20.09.2007 | Redakteur:
Trotz bestehender Unterschiede in Detailfragen sehen die europäischen Automobilhersteller keine Notwendigkeit für radikale Änderungen bei den künftigen Regeln für den Automobilvertrieb und -Service in Europa. Diese Einschätzung vertrat der Brüsseler Repräsentant des Verbandes der europäischen Automobilhersteller (ACEA), Marc Greven, vor der Mitgliederversammlung des euopäischen Kfz-Gewerbeverbandes Cecra am 19. September in Brüssel.
Vielmehr sollte eine Vereinfachung und Modernisierung der derzeitigen Kfz-GVO ins Auge gefasst werden, die weniger auf Detailregelungen als auf die ökonomischen Auswirkungen ausgerichtet sein sollte. Man brauche für eine längere Dauer klare Regeln, die sich auf die wichtigsten Punkte beschränken. Allerdings sei bei ACEA noch keine endgültige Abstimmung über eine Stellungnahme gegenüber der Kommission erfolgt.
Laut Greven legen die Automobilhersteller besonderen Wert darauf, dass die Möglichkeit der quantitativen Selektion der Händler erhalten bleibt und Mindestbedingungen (zum Beispiel getrennte Verkaufsflächen) beim Mehrmarkenbetrieb weiterhin vorgeschrieben werden können. Auch die Freiheit des Direktvertriebs müsste für die Hersteller weiter gegeben bleiben.
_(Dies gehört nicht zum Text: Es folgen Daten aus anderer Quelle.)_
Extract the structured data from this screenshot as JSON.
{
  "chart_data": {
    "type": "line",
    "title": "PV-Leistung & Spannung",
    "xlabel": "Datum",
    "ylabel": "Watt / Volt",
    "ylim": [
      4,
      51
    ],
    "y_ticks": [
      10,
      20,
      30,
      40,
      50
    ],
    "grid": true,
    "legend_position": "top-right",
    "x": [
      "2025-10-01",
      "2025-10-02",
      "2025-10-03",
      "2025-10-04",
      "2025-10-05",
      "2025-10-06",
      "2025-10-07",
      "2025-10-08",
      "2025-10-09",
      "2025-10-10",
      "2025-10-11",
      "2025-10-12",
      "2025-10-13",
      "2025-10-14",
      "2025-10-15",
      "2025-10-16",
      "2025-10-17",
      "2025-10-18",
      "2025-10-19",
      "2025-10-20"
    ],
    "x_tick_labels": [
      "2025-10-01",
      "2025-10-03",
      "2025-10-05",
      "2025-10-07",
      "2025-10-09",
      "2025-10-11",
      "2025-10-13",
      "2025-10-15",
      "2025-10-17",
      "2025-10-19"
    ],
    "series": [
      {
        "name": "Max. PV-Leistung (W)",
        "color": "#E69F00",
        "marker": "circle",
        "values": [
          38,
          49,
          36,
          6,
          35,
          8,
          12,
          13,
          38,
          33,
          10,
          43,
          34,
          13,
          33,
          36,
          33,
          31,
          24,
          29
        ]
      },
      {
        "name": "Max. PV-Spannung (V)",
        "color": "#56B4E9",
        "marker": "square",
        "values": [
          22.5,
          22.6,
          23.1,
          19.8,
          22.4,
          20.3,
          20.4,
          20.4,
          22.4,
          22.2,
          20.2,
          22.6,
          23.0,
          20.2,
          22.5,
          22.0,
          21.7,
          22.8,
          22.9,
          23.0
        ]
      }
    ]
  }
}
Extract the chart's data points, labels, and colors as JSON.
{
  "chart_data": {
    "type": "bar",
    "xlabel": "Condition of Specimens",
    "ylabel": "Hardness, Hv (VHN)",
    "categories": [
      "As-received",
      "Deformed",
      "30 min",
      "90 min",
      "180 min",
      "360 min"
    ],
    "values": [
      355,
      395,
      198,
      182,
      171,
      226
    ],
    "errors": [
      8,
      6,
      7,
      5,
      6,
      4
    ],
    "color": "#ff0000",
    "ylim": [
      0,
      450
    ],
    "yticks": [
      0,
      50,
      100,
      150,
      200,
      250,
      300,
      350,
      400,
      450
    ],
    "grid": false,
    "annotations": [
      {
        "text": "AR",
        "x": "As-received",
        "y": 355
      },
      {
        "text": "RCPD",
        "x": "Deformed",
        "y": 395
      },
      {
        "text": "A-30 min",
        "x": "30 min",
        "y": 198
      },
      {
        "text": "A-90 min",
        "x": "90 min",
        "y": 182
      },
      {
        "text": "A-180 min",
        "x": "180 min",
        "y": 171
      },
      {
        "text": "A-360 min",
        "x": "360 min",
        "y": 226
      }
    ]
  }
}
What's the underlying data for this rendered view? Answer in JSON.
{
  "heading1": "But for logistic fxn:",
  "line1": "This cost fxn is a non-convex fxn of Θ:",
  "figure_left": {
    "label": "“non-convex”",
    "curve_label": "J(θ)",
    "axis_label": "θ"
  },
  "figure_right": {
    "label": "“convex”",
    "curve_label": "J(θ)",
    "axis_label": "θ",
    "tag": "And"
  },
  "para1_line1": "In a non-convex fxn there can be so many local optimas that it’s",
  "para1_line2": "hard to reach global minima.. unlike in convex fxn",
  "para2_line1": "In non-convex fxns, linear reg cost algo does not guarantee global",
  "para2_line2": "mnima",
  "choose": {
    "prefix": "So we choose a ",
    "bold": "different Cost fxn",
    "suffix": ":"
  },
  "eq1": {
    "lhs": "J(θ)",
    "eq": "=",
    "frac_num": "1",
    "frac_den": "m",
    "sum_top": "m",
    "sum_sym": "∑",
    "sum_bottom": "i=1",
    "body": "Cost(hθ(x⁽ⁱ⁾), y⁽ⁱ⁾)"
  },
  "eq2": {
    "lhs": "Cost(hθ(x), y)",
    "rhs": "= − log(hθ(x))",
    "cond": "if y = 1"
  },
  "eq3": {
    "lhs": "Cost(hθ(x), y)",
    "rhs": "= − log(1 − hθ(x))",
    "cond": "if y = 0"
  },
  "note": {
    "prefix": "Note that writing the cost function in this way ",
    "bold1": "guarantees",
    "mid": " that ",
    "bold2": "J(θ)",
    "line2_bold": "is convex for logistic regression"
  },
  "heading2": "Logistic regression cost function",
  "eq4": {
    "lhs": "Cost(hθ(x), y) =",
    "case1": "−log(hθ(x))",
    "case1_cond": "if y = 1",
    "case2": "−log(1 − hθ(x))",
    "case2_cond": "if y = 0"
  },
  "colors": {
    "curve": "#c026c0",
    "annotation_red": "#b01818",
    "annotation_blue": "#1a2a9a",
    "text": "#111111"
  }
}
Dem Vorschlag aus den Reihen der Cecra-Vertreter, die geforderten Standards auch am regionalen Marktpotenzial der jeweiligen Marke zu orientieren, hielt Greven entgegen, dass die GVO eine Gleichbehandlung aller Partner vorschreibt. Solche differenzierten Standards wären deshalb nur schwer zu realisieren. In der Frage des Zugangs zu technischen Informationen sieht der ACEA-Repräsentant gerade nach den jüngsten Klarstellungen der EU-Kommission keinen Handlungsbedarf mehr. Durch die Vorschriften zur europäischen Abgasgesetzgebung und Typgenehmigung sei dieser Zugang für alle Werkstätten künftig festgeschrieben.